Не хотел особенно рассказывать о своём брате, но я ведь обещал честно обо всём писать. Он, конечно, почти каждый день что-нибудь выкидывал. В бассейне, например, он пошёл в женскую раздевалку и стоял и смотрел, как девочки переодеваются. А девочки, конечно, визжали и ругали его. Я был очень зол на брата. И сказал об этом моему папе. Но папа, почему-то рассмеялся и спросил меня:
– Ты что, завидуешь?
Я сказал, что вовсе нет, чему завидовать, ведь он сам мне говорил, что когда я вырасту, то буду всё видеть и знать. А сейчас это просто детские шалости. Но, наверное, папа всё же больше любит Хагая, если его не ругает за такие выходки. А мне было очень стыдно за брата.
Оказалось, что Хагай всё же много успел увидеть. И он стал спрашивать бабулю Раю, почему у девочек нет… ну, этого самого места, а есть в другом то, что нет у мальчиков?
И бабуля ему всё объяснила. Хорошо, что он спросил у бабули, а то так и подглядывал бы. А Марина поругала моего папу, что он так мне ответил.
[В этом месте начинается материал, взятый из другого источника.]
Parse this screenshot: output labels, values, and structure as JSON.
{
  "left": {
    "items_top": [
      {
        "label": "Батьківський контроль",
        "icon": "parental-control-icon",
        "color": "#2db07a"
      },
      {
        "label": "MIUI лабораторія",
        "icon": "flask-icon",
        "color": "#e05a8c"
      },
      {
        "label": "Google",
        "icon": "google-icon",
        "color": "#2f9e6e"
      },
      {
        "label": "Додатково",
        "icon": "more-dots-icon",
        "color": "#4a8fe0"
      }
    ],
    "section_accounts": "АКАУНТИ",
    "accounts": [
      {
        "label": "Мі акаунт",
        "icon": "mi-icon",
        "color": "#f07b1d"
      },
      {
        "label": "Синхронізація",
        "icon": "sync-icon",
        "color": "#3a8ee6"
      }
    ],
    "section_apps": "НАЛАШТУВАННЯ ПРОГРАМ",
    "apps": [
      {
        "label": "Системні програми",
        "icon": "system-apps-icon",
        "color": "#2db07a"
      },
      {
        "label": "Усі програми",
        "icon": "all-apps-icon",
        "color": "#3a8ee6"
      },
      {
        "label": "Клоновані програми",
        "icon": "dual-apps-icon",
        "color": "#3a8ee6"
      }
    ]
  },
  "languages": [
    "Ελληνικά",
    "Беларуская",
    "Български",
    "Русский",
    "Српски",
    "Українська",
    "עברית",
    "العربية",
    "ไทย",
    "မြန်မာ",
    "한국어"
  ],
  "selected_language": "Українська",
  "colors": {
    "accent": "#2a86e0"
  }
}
Это очень хорошо, что и у моего папы есть мама.
В другой раз Хагай нашёл какой-то резиновый шланг и бегал по залу, где мы репетировали, и стучал по столам. Женя была очень на него рассержена, долго уговаривала. Но помогло только тогда, когда она пригрозила пожаловаться Марине.
Вечером мама спросила Хагая, почему он так себя вёл. Оказалось, что он увидел какого-то мальчика, которому было очень грустно, и решил его развеселить. Веселья не получилось, даже наоборот, мальчик обозвал его идиотом. А вот огорчил мой брат всех.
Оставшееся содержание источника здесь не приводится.